Well here we are at the turning point- the earth's turning point and,  perhaps, ours- as the solstice officially arrives at 1:16 p.m.EST for us here in Ontario. To find the time of the solstice in your part of the world, here is a handy site.
A solstice is an astronomical event that happens twice each year when the Sun's apparent position in the sky, as viewed from Earth, reaches its northernmost or southernmost extremes. The name is derived from the Latin sol (sun) and sistere (to stand still), because at the solstices, the Sun stands still in declination, that is, the apparent movement of the Sun's path north or south comes to a stop before reversing direction.

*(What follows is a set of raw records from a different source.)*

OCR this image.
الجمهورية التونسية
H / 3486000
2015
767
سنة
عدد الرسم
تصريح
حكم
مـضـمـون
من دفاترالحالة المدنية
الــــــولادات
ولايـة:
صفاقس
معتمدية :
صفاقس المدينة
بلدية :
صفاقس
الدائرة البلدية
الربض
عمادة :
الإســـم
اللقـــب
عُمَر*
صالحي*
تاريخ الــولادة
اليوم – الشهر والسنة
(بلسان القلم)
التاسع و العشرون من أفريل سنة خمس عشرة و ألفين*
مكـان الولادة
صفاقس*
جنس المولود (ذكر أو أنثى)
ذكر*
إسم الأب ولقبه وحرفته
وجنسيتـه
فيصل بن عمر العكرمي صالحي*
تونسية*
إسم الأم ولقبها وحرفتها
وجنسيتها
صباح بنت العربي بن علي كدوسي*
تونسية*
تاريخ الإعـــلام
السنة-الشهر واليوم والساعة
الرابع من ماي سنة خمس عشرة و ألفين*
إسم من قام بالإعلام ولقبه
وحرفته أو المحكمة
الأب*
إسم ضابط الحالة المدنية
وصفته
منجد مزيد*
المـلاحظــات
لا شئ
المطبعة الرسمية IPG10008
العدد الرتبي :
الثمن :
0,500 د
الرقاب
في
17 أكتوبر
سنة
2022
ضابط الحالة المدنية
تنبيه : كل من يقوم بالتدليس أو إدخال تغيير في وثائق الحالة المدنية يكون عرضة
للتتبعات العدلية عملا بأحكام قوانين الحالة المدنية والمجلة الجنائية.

Because so many of our traditions are still linked to England and its early pagan and Christian celebrations, this date is also known as Midsummer.  The story behind Shakespeare's play of A Midsummer Night's Dream is based on the belief that  Midsummer was thought to be a time of magic, when evil spirits were said to appear.  To thwart them, Pagans often wore protective garlands of herbs and flowers.  One of the most powerful of them was a plant called 'chase-devil', which is known today as St. John's Wort and still used by modern herbalists as a mood stabilizer.  Pagans called the Midsummer moon the "Honey Moon" for the mead made from fermented honey that was part of wedding ceremonies performed at the Summer Solstice and celebrated Midsummer with bonfires, when couples would leap through the flames, believing their crops would grow as high as the couples were able to jump.

Midsummer's Eve by E.R. Hughes 1909

And here is a more moderate form of magic. What are the chances that Elise Muller would once again win the draw?  Well, in this case, 50/50.  Congratulations Elise!

Wishing one and all the peaceful celebrations of this magical time
when any wonderful thing can happen if we invest our intentions with love.